Today, there is a growing number of young entrepreneurs across the country blazing the trail in diverse emerging businesses like ICT, entertainment, processing, retail etc. Youths in Taraba state are still wondering whether they belong or not.

Taraba state has always been a state where raw materials are being sourced from both local and international markets, e.g. the popular “Madrid” wood, grains of all sorts to fire up factories in other parts of the country and as far as China.

Common sense tells you that when you produce raw materials and another state process it into finished products, you loose on jobs and expected revenues. What stops the state government from partnering with local investors and foreign technical partners to set up plywood processing factories in Taraba state instead of taking our wood to China and import back plywood into the country.

Taraba is a leading producer of soybeans, groundnuts and sesame seeds, but we can not boast of a single functional oil mill. The same can be said of maize rice and sorghum.

As the 3rd largest state in the country with the longest stretch of River Benue, we have not taken advantage of our potentials for irrigation. We wonder if states like Kebbi has our capacity in rice production. The National Bureau of Statistics in her 2010 Agric survey data identified Taraba state with the largest cultivated land area for rice but not yield. And this is because of our concentration in rainfed agriculture.
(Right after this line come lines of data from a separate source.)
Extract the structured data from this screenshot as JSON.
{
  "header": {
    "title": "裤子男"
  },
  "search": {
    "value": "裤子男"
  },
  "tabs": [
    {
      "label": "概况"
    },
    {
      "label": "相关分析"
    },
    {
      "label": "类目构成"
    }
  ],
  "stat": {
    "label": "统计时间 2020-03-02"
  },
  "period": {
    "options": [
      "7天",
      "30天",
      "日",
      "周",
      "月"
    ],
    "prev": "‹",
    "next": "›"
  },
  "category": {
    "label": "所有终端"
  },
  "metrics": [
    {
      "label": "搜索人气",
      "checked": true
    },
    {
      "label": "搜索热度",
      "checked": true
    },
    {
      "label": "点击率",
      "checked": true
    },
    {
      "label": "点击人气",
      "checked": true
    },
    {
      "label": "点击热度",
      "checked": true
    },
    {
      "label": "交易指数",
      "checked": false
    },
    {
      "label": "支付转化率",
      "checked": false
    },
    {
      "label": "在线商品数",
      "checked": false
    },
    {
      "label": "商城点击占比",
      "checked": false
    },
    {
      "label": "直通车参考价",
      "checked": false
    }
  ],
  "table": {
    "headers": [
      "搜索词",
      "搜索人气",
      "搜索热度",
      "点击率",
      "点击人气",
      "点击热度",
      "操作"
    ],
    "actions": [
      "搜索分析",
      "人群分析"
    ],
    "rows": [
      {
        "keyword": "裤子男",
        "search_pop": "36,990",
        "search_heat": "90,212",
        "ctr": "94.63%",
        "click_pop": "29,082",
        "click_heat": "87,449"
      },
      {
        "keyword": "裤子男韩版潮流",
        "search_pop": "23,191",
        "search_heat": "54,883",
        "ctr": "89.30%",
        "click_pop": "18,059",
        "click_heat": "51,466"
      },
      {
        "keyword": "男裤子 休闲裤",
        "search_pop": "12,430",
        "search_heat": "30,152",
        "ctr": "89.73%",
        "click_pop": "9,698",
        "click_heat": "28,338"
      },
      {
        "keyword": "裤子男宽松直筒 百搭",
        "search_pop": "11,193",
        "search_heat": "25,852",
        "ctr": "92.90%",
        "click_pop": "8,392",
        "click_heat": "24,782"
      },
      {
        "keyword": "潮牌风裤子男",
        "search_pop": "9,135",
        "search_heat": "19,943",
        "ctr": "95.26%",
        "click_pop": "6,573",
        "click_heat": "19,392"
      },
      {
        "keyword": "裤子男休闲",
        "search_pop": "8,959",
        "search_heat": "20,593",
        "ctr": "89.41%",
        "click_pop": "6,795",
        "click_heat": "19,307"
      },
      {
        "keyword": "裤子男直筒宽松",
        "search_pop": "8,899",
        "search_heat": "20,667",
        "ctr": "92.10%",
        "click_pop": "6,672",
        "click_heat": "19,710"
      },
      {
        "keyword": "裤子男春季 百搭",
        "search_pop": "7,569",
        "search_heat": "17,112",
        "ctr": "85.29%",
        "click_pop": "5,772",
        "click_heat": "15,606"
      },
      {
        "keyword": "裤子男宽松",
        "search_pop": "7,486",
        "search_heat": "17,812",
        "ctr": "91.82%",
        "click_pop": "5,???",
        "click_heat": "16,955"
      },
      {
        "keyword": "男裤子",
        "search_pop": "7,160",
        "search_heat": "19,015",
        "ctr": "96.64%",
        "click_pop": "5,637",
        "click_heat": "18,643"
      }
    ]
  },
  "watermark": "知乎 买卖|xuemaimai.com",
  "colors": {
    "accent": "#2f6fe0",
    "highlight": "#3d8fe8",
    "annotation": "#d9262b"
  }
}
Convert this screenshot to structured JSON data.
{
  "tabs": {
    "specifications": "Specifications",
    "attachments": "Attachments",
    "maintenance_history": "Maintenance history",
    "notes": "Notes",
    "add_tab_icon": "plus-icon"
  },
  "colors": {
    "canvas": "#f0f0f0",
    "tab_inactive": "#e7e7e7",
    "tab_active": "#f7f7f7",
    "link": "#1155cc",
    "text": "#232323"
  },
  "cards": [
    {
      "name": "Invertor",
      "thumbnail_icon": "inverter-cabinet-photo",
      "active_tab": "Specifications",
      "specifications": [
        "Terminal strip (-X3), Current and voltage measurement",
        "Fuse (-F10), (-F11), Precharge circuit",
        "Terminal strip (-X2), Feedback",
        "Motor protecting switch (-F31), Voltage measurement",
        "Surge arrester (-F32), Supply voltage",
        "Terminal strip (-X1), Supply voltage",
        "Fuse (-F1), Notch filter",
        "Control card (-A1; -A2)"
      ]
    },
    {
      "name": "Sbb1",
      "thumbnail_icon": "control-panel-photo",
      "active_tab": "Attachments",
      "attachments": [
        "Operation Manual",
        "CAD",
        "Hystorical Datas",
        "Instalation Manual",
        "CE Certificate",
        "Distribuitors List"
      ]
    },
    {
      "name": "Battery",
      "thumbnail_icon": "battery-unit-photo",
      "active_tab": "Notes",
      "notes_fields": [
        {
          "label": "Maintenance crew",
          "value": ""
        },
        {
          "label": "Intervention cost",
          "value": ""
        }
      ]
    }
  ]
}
This government has not given Tarabans the lead in utilising our vast youthful population into irrigated agriculture. The Governor has not also shown farmers that he is the farmers Governor.

These among other potentials in tourism, livestock, forestry, solid minerals etc have not been identified by the Ministry of Commerce as possible investment opportunities for the state. It is pertinent that this government sits up and take the remaining half of her tenure to put the state on the part of progress.